Glen Stubbe/Minneapolis Star Tribune,

General Mills reverses itself on consumers' right to sue

  • Article by: STEPHANIE STROM
  • New York Times
  • April 21, 2014 - 10:37 AM

General Mills, one of the country’s largest food companies, on Saturday night announced in a stunning about-face that it was withdrawing its controversial plans to make consumers give up their right to sue it.

In an e-mail sent after 10 p.m. on Saturday, the company said that due to concerns that its plans to require consumers to agree to informal negotiation or arbitration had raised among the public, it was taking down the new terms it had posted on its website.

“Because our concerns and intentions were widely misunderstood, causing concerns among our consumers, we’ve decided to change them back to what they were,” Mike Siemienas, a company spokesman, wrote in the e-mail. “As a result, the recently updated legal terms are being removed from our websites, and we are announcing today that we have reverted back to our prior legal terms, which contain no mention of arbitration.”

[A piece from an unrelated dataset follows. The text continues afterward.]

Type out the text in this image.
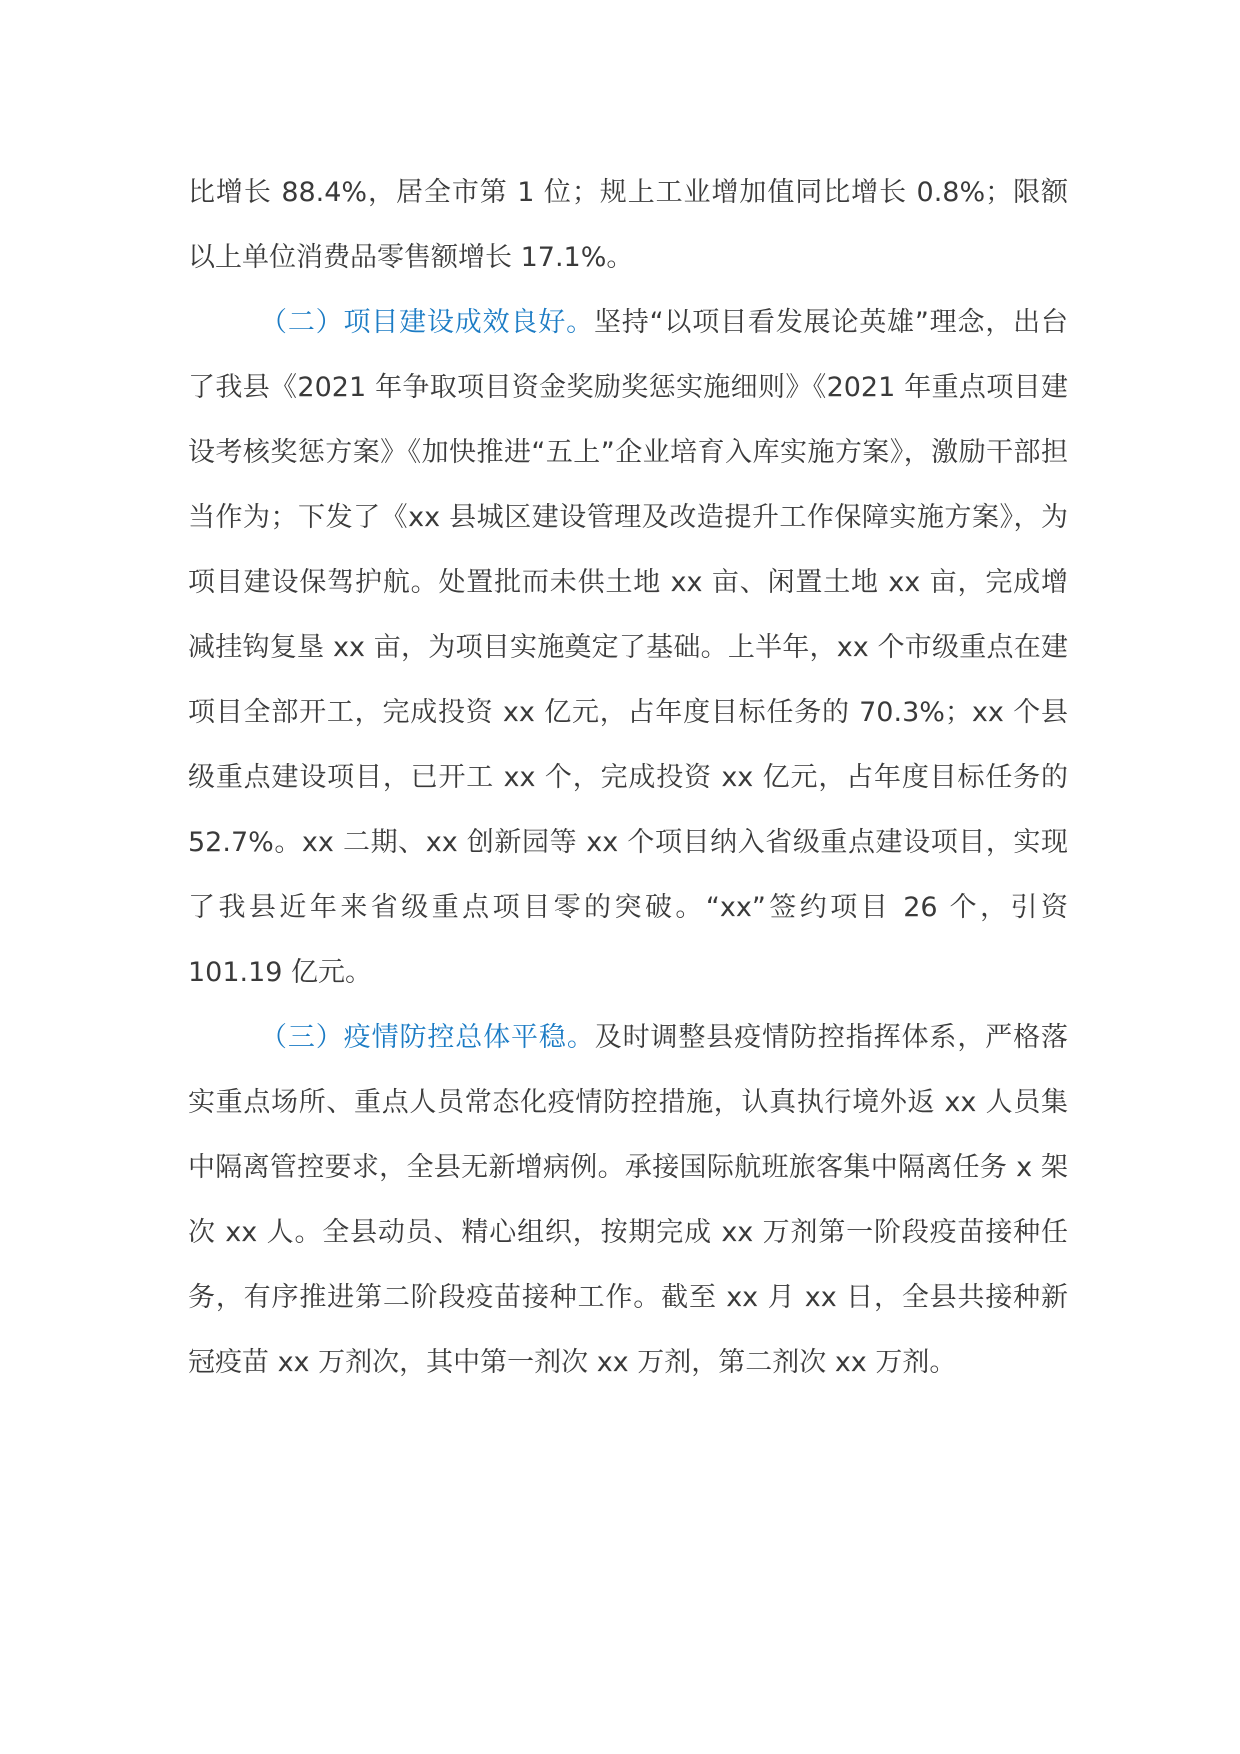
比增长 88.4%，居全市第 1 位；规上工业增加值同比增长 0.8%；限额以上单位消费品零售额增长 17.1%。

（二）项目建设成效良好。坚持“以项目看发展论英雄”理念，出台了我县《2021 年争取项目资金奖励奖惩实施细则》《2021 年重点项目建设考核奖惩方案》《加快推进“五上”企业培育入库实施方案》，激励干部担当作为；下发了《xx 县城区建设管理及改造提升工作保障实施方案》，为项目建设保驾护航。处置批而未供土地 xx 亩、闲置土地 xx 亩，完成增减挂钩复垦 xx 亩，为项目实施奠定了基础。上半年，xx 个市级重点在建项目全部开工，完成投资 xx 亿元，占年度目标任务的 70.3%；xx 个县级重点建设项目，已开工 xx 个，完成投资 xx 亿元，占年度目标任务的 52.7%。xx 二期、xx 创新园等 xx 个项目纳入省级重点建设项目，实现了我县近年来省级重点项目零的突破。“xx”签约项目 26 个，引资 101.19 亿元。

（三）疫情防控总体平稳。及时调整县疫情防控指挥体系，严格落实重点场所、重点人员常态化疫情防控措施，认真执行境外返 xx 人员集中隔离管控要求，全县无新增病例。承接国际航班旅客集中隔离任务 x 架次 xx 人。全县动员、精心组织，按期完成 xx 万剂第一阶段疫苗接种任务，有序推进第二阶段疫苗接种工作。截至 xx 月 xx 日，全县共接种新冠疫苗 xx 万剂次，其中第一剂次 xx 万剂，第二剂次 xx 万剂。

The announcement was a quick reversal for the company, which had quietly put up the new terms requiring consumers downloading coupons, “joining its online communities,” participating in sweepstakes and other promotions, and interacting with General Mills in a variety of other ways to agree to arbitration in lieu of suing the company in the event of a dispute.

Those terms, which were first reported by the New York Times on Wednesday, were widely excoriated by consumers on Facebook and Twitter, and legal experts questioned whether the broad language the company used could be enforced. In a pop-up box on its home page, the company had said it would “require all disputes related to the purchase or use of any General Mills product or service to be resolved through binding arbitration.”

The Golden Valley-based company — which owns Cheerios, Progresso and Yoplait — elaborated on its change of heart in a blog post.